Japan’s Liberal Democratic Party (LDP) is headed for a rout at an Aug. 30 general election that is expected to puncture its decades-long domination of politics, opinion polls showed yesterday.
The poll results came a day before Prime Minister Taro Aso is due to dissolve the lower house of parliament for the snap election.
In a weekend telephone poll by the Mainichi Shimbun daily, 56 percent of respondents said they wanted the opposition Democratic Party of Japan to win. In contrast, 23 percent favored the LDP.
PHOTO: EPA
The result was based on a sample of 1,045 people.
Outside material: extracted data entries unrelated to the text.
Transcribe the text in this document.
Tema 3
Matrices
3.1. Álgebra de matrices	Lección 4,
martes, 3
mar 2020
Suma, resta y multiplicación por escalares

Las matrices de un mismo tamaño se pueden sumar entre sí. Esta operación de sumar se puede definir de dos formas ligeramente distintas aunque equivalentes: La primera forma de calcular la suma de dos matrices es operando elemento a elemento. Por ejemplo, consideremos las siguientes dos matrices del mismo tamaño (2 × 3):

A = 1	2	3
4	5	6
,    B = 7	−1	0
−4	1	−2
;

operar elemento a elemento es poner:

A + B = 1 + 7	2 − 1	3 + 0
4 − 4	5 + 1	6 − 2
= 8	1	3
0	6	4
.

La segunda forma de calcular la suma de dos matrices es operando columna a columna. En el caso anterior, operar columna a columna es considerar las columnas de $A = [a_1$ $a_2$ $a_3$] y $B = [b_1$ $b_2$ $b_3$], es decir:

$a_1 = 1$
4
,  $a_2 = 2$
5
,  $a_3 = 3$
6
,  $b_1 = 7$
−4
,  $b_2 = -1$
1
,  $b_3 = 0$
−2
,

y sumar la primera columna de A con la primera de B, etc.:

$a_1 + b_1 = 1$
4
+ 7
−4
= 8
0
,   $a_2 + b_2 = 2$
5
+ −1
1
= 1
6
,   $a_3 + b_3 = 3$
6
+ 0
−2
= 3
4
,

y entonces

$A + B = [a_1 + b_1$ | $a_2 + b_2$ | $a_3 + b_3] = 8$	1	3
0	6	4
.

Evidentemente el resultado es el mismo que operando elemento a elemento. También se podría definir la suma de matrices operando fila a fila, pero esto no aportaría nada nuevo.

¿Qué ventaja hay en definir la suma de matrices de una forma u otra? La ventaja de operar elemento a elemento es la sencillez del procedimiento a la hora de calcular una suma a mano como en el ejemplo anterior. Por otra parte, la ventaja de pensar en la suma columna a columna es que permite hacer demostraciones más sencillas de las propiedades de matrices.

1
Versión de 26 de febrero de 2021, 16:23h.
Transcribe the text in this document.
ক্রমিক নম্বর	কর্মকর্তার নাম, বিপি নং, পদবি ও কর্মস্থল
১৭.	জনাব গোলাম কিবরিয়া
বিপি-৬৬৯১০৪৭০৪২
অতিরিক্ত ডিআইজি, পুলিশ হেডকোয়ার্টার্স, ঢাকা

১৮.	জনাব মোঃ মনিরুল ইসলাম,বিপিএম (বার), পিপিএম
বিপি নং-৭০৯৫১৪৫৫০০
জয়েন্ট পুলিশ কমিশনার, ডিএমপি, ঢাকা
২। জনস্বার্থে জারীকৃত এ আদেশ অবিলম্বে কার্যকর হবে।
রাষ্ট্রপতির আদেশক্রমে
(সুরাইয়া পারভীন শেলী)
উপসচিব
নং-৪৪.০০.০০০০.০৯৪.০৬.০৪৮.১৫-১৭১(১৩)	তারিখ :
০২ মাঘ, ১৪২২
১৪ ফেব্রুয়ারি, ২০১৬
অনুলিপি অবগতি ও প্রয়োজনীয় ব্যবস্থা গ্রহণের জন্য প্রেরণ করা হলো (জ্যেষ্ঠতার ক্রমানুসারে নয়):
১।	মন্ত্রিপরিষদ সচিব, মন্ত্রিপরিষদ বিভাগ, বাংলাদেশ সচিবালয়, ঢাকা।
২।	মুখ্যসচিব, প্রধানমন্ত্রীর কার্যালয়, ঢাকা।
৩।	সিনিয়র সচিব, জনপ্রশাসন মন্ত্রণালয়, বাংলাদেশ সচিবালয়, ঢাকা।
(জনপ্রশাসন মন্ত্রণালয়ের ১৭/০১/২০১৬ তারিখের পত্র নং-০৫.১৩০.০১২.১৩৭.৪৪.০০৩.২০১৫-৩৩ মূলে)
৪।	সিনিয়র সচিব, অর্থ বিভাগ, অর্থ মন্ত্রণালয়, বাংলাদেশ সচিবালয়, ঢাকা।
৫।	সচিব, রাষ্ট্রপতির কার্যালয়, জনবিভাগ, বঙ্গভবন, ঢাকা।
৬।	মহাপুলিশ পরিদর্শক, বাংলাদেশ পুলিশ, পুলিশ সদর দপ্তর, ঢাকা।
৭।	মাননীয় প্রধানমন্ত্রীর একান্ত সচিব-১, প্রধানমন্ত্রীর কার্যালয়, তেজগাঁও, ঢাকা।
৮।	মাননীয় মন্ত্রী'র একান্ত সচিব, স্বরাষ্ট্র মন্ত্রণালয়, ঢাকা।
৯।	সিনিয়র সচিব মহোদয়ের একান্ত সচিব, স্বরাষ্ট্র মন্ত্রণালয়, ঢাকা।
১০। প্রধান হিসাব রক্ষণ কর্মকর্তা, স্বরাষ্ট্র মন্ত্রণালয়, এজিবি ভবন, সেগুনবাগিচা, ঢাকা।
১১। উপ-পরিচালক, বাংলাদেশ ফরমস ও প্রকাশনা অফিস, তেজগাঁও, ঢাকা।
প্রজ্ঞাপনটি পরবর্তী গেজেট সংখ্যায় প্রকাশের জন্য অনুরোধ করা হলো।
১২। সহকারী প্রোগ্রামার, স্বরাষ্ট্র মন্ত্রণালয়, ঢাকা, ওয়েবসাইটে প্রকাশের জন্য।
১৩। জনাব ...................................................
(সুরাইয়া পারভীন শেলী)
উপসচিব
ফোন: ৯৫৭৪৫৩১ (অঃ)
“It is evident that the Democratic Party has been gaining momentum after its big win in the Tokyo municipal assembly election,” Mainichi said, referring to a July 12 municipal poll seen as a bellwether for the party.
In another poll by the influential daily Asahi Shimbun, 49 percent of respondents said they wanted a new government led by the Democratic Party, while 22 percent wanted the LDP-led coalition to retain power.
“A tendency toward a change of power is gaining strength,” Asahi said.
Its telephone poll had 1,064 respondents.
The LDP has ruled continuously since its foundation in 1955, barring one 10-month stretch. But it has lost to the Democratic Party in a 2007 upper house election.
Aso, a 68-year-old former diamond trader and one-time Olympic marksman, took office in September with a mission to revive the LDP ahead of a general election he was obliged to call by this September.
He is Japan’s third prime minister since the popular Junichiro Koizumi stepped down in 2006.
But his government’s approval rating has steadily dropped. The gaffe-prone Aso has been criticized by the opposition for policy flip-flops and wasteful economic stimulus measures aimed at wooing voters.